Change Must Take Place In Lock And Dam Construction
On the stage of the Inland Marine Expo, Tracy Zea, president and CEO of Waterways Council Inc. (WCI), called Kentucky Lock the worst, most embarrassing project the Corps of Engineers has ever built. At present, the Corps reportedly estimates that Kentucky will be completed in 2035, Zea said, more than three-and-a-half decades from the day it received its first dollar in 1999.
Repeated delays, extensions and timeline shifts have ballooned costs from an initial estimate of $533 million in 2003 (with a projected completion date of 2010) to just under $2 billion and a 36-year timeline. Zea said WCI doesn’t even start the “project clock” from the authorization date, since it could be years between a project’s authorization and its first funding. Those delays are on Congress, not the Corps.
But even after all allowances are made for Congress’ part in these delays and cost overruns, Zea was scathing about the failures. He told the audience of businesspeople, “If you ran your businesses the way these projects are being run, you would all go bankrupt and be out of a job.” His listeners included marine industry contractors, towboat operators and dredging employees—all of whom regularly do business with the Corps and depend on its contracts.
Zea said he’s not interested in assigning blame. Instead, he wants to see action.

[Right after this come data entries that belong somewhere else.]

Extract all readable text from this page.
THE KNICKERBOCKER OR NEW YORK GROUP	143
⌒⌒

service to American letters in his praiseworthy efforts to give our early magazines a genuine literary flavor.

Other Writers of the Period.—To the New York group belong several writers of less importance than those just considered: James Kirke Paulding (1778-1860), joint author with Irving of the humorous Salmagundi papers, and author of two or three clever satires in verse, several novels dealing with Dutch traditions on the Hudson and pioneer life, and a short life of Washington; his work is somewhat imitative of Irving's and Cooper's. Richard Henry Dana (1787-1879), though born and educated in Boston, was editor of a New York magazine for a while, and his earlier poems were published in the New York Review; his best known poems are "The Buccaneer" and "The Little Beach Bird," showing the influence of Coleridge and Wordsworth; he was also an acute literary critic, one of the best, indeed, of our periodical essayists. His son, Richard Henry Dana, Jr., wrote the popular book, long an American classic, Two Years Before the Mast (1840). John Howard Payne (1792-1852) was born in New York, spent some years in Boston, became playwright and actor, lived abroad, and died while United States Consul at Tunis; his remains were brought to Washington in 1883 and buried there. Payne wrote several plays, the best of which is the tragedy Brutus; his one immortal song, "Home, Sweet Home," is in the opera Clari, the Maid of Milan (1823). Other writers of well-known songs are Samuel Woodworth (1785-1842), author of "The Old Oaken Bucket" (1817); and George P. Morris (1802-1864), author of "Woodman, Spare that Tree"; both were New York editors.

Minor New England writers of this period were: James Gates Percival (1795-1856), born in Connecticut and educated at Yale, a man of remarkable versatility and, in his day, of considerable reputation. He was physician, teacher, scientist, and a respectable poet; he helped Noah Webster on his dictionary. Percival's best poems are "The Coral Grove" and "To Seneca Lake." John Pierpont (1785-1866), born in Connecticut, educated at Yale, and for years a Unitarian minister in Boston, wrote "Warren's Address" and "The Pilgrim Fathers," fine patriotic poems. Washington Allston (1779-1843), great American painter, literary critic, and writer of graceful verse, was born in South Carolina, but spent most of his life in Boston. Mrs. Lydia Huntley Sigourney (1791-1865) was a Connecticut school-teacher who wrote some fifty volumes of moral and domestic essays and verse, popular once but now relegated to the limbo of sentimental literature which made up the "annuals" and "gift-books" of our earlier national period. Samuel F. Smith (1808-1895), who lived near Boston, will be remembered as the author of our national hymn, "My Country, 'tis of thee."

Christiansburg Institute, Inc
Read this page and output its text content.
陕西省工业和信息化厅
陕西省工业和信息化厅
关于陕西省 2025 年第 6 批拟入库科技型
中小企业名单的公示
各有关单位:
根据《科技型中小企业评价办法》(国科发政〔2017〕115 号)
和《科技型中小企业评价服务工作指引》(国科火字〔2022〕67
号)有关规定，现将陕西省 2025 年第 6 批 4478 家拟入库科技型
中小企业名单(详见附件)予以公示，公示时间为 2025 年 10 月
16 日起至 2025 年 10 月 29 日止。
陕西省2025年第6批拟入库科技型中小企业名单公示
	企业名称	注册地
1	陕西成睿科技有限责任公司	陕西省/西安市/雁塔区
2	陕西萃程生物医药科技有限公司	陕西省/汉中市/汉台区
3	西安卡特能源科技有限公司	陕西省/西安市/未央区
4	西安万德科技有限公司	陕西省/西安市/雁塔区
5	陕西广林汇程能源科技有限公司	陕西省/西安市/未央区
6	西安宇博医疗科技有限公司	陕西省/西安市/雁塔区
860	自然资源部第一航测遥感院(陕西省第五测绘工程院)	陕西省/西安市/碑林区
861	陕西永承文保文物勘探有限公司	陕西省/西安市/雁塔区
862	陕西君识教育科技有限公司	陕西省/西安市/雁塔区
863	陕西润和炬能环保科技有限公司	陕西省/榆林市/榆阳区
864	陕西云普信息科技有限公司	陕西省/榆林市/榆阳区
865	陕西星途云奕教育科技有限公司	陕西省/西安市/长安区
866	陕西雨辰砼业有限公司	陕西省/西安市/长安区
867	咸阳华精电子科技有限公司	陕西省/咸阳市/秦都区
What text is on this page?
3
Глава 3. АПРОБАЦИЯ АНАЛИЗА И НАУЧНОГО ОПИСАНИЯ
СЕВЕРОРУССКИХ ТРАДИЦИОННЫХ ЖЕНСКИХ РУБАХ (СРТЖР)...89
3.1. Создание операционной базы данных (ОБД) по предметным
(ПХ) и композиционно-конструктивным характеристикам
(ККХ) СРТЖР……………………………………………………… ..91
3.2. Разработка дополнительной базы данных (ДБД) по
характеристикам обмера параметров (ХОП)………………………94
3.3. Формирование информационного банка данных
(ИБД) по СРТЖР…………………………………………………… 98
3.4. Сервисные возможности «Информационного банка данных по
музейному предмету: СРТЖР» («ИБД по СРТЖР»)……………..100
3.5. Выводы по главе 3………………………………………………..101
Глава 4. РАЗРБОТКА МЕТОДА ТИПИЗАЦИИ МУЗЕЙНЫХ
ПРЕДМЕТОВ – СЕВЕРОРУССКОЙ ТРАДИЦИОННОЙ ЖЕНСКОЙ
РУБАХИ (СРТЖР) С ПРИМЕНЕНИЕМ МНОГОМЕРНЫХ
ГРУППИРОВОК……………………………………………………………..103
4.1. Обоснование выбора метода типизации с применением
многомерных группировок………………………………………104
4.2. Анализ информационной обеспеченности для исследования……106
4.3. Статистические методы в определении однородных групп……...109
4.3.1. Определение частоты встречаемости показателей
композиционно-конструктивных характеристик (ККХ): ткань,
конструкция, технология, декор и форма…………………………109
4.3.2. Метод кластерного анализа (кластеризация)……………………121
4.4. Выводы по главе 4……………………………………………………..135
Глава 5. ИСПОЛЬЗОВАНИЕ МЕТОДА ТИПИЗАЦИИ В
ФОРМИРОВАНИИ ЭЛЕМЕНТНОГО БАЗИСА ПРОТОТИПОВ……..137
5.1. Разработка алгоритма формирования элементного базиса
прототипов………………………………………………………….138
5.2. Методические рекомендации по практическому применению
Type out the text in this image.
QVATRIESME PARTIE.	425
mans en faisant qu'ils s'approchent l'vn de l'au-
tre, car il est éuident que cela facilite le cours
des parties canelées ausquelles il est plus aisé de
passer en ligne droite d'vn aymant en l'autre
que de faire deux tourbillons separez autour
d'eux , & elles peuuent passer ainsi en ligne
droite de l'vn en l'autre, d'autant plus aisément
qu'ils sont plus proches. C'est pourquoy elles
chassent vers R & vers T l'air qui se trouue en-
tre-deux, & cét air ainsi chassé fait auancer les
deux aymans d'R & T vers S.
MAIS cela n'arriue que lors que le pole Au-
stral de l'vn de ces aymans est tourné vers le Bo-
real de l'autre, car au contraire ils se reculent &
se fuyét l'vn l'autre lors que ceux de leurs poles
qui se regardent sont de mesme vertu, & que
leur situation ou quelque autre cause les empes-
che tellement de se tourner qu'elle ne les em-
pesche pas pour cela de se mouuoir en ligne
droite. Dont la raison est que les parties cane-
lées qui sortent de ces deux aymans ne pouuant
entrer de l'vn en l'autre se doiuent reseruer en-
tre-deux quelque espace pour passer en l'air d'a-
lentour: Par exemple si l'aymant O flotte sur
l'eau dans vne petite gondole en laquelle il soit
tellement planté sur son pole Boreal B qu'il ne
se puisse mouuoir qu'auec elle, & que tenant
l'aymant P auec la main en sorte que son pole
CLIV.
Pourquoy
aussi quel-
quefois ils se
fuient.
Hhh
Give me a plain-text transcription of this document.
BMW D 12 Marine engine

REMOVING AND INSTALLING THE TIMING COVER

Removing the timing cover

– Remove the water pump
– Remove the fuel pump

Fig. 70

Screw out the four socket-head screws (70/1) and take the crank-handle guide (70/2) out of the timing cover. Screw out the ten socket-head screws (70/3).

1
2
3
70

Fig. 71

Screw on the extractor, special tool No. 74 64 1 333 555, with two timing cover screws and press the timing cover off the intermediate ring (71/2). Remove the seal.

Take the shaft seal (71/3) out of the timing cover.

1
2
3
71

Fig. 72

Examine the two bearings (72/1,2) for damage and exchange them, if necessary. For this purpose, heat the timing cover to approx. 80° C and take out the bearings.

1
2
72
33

“We can’t keep taking 36 years to build a single lock and dam,” he said. “Something has to change.”
Zea said the maritime industry, which depends on reliable and efficient waterway infrastructure, would argue that it would be irresponsible not to identify ways to improve project delivery dates and cost overruns, even if that means fundamental changes to how the Corps of Engineers manages construction projects.
Not all Corps projects take as long or cost as much over initial estimates as Kentucky Lock. Zea pointed out that the Corps recently changed its policies so that no construction can begin on a project until the design work is 100 percent complete. (The lack of completed design work on Kentucky Lock is a contributing factor to the cost overruns.) That’s progress, even if it should have taken place sooner. Zea sardonically counted one Corps project that will cost “only” 80 percent over initial estimates as a “win,” given the way many other Corps projects unfold.
In his first term, President Donald Trump reportedly considered changing or reassigning some of the Corps’ missions to other agencies. We don’t know if that’s the answer, but Zea is right that there must be a fundamental change in how waterways infrastructure is designed, built and maintained. If that means new laws or executive action, then so be it.